La fede è sempre festiva, serena, fiduciosa, gioiosa, straordinaria, esultante, espansiva, partecipativa, anche se la gioia che esprime non è quella dell’esaltato, dell’allucinato o del fanatico ma quella di una persona combattiva ma equilibrata, determinata a testimoniare il vero ma non intollerante e ad operare per la giustizia ma senza violenza. La fede non è mai feriale, cioè scontata, ordinaria, banale, noiosa, perché essa veicola una costante aspettativa psico-fisica di novità, di inatteso, di appassionante. La fede non si riduce naturalmente a senso elettrizzato sulla base di bisogni e speranze che derivano dai processi corporeo-materiali di cui consta la vita degli esseri umani, ma una fede senza festa, senza legami con i sensi e con esigenze e stati d’animo che ne conseguano, senza intimo coinvolgimento emotivo, è necessariamente una fede senza molto amore e senza senso, pur essendo forse intellettualmente in possesso del senso ultimo della vita stessa.

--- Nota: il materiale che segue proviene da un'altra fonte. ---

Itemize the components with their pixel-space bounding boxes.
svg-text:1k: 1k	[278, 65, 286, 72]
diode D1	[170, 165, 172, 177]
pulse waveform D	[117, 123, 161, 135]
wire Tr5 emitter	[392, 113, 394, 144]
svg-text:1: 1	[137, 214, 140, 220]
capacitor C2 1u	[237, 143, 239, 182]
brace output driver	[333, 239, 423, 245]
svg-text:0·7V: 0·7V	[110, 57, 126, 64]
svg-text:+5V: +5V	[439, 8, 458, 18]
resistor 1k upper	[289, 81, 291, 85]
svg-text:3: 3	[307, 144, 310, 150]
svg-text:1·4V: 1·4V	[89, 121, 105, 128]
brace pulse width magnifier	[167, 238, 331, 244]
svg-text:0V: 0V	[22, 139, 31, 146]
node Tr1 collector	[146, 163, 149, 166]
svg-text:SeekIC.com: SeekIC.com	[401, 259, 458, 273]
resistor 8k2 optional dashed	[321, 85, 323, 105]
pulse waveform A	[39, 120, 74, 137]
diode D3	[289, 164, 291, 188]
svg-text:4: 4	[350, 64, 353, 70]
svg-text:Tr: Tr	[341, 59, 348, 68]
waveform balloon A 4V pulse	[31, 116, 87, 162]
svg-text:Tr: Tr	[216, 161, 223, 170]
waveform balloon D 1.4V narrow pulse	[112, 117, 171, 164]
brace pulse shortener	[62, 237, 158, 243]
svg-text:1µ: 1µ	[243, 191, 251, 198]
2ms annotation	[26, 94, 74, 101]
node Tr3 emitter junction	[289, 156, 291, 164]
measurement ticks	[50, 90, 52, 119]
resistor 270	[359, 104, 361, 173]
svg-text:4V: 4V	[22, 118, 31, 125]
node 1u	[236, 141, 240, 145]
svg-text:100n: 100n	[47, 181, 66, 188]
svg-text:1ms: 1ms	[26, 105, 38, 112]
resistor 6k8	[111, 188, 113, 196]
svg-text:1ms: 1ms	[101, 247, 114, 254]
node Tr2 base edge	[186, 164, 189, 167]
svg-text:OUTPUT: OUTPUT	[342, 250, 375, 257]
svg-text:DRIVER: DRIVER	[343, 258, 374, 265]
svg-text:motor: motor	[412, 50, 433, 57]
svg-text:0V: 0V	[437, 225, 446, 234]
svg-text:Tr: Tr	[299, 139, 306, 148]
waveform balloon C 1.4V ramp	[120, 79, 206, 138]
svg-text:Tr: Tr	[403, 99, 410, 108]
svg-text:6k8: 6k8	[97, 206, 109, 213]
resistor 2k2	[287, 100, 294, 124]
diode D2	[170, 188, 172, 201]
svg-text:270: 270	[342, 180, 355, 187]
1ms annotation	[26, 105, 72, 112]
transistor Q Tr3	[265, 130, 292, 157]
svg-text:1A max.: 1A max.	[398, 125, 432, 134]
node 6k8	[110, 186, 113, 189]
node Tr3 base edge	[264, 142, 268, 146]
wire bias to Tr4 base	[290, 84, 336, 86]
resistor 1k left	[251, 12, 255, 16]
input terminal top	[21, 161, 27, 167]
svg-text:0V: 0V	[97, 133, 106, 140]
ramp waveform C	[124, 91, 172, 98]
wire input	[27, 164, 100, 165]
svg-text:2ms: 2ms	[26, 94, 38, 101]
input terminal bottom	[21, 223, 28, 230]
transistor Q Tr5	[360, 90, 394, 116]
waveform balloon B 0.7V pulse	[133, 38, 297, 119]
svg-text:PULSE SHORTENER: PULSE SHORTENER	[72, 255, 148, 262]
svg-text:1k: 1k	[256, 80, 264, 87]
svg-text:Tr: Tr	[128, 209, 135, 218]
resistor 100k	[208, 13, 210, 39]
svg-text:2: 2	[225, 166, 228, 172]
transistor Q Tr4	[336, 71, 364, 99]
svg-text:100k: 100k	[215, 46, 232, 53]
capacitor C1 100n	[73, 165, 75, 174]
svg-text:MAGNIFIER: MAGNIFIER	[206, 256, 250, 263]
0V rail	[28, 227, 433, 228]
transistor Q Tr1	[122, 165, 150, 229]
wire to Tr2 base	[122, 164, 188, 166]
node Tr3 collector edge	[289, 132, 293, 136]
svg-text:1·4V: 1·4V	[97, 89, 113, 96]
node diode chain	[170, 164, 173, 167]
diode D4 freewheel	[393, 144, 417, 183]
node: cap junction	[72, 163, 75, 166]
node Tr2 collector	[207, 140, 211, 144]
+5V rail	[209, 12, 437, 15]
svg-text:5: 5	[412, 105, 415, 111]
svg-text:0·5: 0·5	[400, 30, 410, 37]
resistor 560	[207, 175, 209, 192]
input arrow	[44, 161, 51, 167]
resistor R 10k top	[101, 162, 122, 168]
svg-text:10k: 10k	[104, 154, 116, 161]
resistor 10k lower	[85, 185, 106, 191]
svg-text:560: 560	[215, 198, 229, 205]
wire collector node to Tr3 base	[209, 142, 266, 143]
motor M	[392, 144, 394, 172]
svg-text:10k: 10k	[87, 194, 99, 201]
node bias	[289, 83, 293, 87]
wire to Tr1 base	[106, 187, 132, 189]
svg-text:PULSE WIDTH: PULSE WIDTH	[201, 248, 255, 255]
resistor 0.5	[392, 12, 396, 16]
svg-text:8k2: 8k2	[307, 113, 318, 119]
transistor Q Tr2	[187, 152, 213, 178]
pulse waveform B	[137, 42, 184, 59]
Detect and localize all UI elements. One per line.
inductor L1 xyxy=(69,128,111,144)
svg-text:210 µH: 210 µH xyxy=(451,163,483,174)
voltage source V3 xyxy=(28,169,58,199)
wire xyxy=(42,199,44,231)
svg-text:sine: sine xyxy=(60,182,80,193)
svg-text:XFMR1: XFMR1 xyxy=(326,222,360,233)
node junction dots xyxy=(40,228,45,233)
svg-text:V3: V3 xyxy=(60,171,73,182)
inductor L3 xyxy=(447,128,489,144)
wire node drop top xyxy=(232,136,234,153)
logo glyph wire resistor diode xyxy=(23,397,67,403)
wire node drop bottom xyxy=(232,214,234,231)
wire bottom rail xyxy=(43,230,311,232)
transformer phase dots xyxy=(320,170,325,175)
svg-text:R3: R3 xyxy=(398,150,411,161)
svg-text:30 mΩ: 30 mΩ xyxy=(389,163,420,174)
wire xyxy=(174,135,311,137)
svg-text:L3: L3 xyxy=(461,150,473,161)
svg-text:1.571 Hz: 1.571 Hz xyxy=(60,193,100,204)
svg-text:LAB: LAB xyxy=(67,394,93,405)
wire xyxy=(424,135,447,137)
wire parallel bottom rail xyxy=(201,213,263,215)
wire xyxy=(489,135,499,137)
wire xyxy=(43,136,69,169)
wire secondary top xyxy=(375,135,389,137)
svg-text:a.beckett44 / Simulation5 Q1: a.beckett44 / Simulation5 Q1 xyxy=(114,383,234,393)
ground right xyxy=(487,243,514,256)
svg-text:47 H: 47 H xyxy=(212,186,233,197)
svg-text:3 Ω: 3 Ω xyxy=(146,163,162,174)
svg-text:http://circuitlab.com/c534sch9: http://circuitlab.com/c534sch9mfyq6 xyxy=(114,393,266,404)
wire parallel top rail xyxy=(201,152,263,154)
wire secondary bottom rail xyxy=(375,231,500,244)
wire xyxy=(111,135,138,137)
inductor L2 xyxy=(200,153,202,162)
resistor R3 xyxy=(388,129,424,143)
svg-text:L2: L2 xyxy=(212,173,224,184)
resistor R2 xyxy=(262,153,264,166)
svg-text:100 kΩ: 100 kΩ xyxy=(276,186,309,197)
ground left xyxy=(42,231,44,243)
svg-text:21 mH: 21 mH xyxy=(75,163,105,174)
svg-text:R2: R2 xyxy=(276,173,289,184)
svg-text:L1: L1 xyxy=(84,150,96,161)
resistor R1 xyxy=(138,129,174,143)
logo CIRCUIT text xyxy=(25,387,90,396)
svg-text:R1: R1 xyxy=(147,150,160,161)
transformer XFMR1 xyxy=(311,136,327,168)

Naturalmente tutto questo, cosí come si contrappone a forme di spiritualità e religiosità orgogliosamente chiuse a qualunque interferenza o contaminazione di una quotidianità realmente vissuta e sofferta, allo stesso modo non può avere nulla a che fare con una sorta di sensualismo religioso o di religiosità estetizzante in cui non ci sia più spazio per l’accettazione esistenziale della solitudine e del dolore e infine della morte in un mondo che sembra volerli relegare nell’ordine di cose semplicemente ingombranti orientandosi piuttosto a celebrare vitalisticamente le effimere gioie dell’apparire e del possedere.
Se solitudine, dolore e morte, non venissero sensibilmente sperimentati nei nostri sensi non già nel quadro di un qualunque credo filosofico o religioso ma in quanto necessari corollari della fede nella Risurrezione del Risorto e in quanto roccioso portato della speranza cristiana in una vita ultraterrena, non potremmo gioire anche se o quando soffriamo, né amare anche se o quando siamo trattati come scarti umani, né infine sorridere anche se o quando l’idea e la realtà della morte che si avvicina sembrino segnare il nostro conclusivo fallimento e la fine di ogni nostra ricerca di senso. La fede è festa, in ultima analisi, proprio perché è certezza raggiante di felicità eterna in mezzo alle iniquità, agli inganni e ai patimenti di questo mondo.